19. Voorts is van belang dat [verweerder/verzoeker] geen financiële schade heeft geleden als gevolg van het ontslag, aangezien hij aansluitend aan het dienstverband met Huisman elders een betrekking gevonden heeft tegen betere arbeidvoorwaarden. Dat betekent echter niet dat de billijke vergoeding op nihil wordt gesteld. Huisman heeft zich ernstig verwijtbaar ten opzichte van [verweerder/verzoeker] gedragen en de advocaat van [verweerder/verzoeker] heeft zich veel moeite getroost om een en ander te redresseren. Dat heeft aanzienlijke kosten met zich meegebracht, die [verweerder/verzoeker] tot aan het moment dat Huisman het ontbindingsverzoek heeft ingediend heeft becijferd op € 14.992,21 (en onderbouwd met gespecificeerde rekeningen van zijn advocaat over de periode tot de ontvangst van het verzoekschrift op 13 januari 2020). Verder laat het hof meewegen het (ernstige) verwijt dat Huisman kan worden gemaakt van het einde van het dienstverband en de stress/onrust die dat bij [verweerder/verzoeker] veroorzaakt heeft alsmede de afschrikwekkende werking die van een billijke vergoeding dient uit te gaan. Dit alles in aanmerking nemende, het bedrag van € 19.000,-- bruto inbegrepen, is het hof van oordeel dat een billijke vergoeding van € 75.000,-- bruto passend en geboden is. De grieven die Huisman gericht heeft tegen de omvang van de door de kantonrechter toegekende billijke vergoeding treffen doel voor zover deze billijke vergoeding het bedrag van € 75.000,-- bruto overschrijdt.
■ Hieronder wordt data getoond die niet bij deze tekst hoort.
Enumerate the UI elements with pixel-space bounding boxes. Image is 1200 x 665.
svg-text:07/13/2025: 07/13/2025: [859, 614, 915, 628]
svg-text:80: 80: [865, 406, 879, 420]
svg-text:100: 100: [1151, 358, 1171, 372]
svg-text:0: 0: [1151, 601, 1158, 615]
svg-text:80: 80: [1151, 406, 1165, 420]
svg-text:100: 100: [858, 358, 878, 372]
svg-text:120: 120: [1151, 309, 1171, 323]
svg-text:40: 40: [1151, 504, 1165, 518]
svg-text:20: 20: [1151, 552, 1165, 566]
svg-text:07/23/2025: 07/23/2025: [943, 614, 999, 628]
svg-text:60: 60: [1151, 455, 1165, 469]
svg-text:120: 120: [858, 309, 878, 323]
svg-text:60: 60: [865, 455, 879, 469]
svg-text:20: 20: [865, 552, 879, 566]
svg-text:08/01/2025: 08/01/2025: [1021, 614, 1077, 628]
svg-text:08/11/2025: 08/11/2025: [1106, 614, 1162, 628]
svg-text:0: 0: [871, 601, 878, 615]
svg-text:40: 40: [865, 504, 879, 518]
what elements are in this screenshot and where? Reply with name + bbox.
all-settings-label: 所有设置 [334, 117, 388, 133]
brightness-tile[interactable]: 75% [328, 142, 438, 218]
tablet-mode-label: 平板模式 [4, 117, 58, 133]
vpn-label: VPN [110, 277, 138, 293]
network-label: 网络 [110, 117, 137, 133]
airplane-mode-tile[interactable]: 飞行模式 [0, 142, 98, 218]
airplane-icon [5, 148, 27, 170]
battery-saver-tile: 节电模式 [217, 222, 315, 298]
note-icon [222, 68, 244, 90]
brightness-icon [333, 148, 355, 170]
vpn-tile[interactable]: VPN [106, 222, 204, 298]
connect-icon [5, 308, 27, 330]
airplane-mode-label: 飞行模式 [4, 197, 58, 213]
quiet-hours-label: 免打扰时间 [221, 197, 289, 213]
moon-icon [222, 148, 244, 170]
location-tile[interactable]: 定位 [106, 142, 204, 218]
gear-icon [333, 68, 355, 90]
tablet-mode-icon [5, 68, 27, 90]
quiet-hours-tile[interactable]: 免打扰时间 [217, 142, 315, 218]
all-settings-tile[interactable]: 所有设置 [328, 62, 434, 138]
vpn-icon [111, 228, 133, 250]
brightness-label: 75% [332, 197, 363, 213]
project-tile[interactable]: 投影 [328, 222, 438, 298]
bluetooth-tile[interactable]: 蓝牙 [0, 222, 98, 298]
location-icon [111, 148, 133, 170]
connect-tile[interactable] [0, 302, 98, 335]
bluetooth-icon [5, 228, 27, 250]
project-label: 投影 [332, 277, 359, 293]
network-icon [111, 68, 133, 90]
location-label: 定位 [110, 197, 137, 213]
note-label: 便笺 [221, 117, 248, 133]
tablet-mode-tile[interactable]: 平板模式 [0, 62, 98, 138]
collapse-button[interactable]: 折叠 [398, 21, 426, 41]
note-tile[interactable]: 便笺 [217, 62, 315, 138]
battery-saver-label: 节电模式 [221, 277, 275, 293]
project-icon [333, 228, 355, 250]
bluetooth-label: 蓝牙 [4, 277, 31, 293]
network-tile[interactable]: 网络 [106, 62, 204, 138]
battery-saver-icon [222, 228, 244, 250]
Aangezien Huisman de door de kantonrechter toegekende billijke vergoeding van € 100.000,-- bruto inmiddels aan [verweerder/verzoeker] voldaan heeft, zal [verweerder/verzoeker] veroordeeld worden om aan Huisman terug te betalen de somma van € 25.000,-- bruto.
20. Niet valt in te zien welk belang Huisman heeft bij haar verzoek aan het hof om [verweerder/verzoeker] te veroordelen om het op grond van de beschikking teveel betaalde bedrag terug te betalen “
onder verrekening van de aan hem toe te kennen transitievergoeding”. Huisman is immers door de kantonrechter al - terecht - veroordeeld om aan [verweerder/verzoeker] de wettelijke transitievergoeding te betalen van € 7.457,33 bruto, vermeerderd met wettelijke rente. Dat zij (mogelijk) de transitievergoeding nog niet heeft voldaan na de beschikking van de kantonrechter, kan niet afdoen aan haar betalingsverplichting, inclusief de betaling van de wettelijke rente over de transitievergoeding, waartoe zij door de kantonrechter is veroordeeld.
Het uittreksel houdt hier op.